The Mindful Carnivore: A Vegetarian's Hunt for Sustenance by Tovar Cerulli
A personal tale of how one man comes to terms with the meat on his plate and a historical look at humanity's connection to animals. The Mindful Carnivore delivers new insight in the too often simplistic vegetarian versus carnivore argument. -Novella Carpenter, author of Farm City: The Education of an Urban Farmer
A vegetarian-turned-hunter reignites the connection between humans and their food sources and continues the dialogue begun by Michael Pollan and Barbara Kingsolver.
As a boy, Tovar Cerulli spent his summers fishing for trout and hunting bullfrogs.
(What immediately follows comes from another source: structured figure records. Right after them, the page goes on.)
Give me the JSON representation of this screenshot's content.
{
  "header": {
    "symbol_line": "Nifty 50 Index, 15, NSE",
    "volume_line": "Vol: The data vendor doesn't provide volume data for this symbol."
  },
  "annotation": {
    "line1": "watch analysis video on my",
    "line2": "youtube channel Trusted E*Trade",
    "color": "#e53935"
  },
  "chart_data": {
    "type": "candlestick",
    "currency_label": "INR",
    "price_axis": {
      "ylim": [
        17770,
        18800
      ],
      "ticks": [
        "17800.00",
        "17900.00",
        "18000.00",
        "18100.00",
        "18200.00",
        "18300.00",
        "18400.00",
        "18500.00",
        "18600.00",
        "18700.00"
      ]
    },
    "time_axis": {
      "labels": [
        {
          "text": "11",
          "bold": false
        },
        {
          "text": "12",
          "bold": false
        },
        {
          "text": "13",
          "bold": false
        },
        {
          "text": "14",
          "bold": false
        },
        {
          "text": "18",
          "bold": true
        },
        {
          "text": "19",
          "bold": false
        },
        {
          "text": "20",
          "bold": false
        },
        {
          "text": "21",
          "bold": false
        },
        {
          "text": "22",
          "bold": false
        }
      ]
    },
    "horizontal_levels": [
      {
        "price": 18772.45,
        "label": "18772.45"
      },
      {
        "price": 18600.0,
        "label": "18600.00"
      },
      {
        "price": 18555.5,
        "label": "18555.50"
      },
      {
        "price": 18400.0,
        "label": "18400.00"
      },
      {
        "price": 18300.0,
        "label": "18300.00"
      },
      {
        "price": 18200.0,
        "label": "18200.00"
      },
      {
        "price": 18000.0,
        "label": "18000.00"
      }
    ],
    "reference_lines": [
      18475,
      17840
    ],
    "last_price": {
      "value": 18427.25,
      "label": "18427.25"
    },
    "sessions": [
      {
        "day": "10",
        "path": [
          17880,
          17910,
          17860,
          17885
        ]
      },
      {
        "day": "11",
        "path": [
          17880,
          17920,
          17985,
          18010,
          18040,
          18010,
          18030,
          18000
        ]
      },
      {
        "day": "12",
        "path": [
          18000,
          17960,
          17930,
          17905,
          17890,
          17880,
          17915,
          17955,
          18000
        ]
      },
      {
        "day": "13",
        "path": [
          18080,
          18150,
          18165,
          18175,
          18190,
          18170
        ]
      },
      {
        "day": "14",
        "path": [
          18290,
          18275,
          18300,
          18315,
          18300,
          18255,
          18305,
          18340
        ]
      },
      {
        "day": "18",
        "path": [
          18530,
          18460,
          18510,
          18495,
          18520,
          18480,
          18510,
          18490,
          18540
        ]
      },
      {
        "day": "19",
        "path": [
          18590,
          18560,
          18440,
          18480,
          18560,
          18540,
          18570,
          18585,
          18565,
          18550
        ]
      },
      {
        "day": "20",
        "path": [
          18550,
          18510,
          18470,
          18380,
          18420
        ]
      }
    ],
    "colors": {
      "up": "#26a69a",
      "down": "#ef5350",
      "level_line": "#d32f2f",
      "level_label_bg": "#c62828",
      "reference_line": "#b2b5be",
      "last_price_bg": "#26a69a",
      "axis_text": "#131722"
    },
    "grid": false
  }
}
While still in high school, he began to experiment with vegetarianism. By the age of twenty he was a vegan. A decade later, in the face of declining health, he returned to omnivory and within a few years found himself heading into the woods, rifle in hand.
Through his personal quest, Cerulli bridges these disparate worldviews and questions moral certainties. Are fishing and hunting barbaric, murderous anachronisms? Or can they be respectful ways for humans to connect with nature (and their food)? How harmless is vegetarianism? Can hunters and vegetarians be motivated by similar values and instincts?
In this time of intensifying concern over ecological degradation and animal welfare, how do we make peace with the fact that, even by growing organic vegetables, life is sustained by death? Drawing on personal experience, philosophy, history, and religion, Cerulli shows how America's overly sanitized habits of consumption have disconnected us from our food, resulting in many of the spiritual and environmental crises we now face.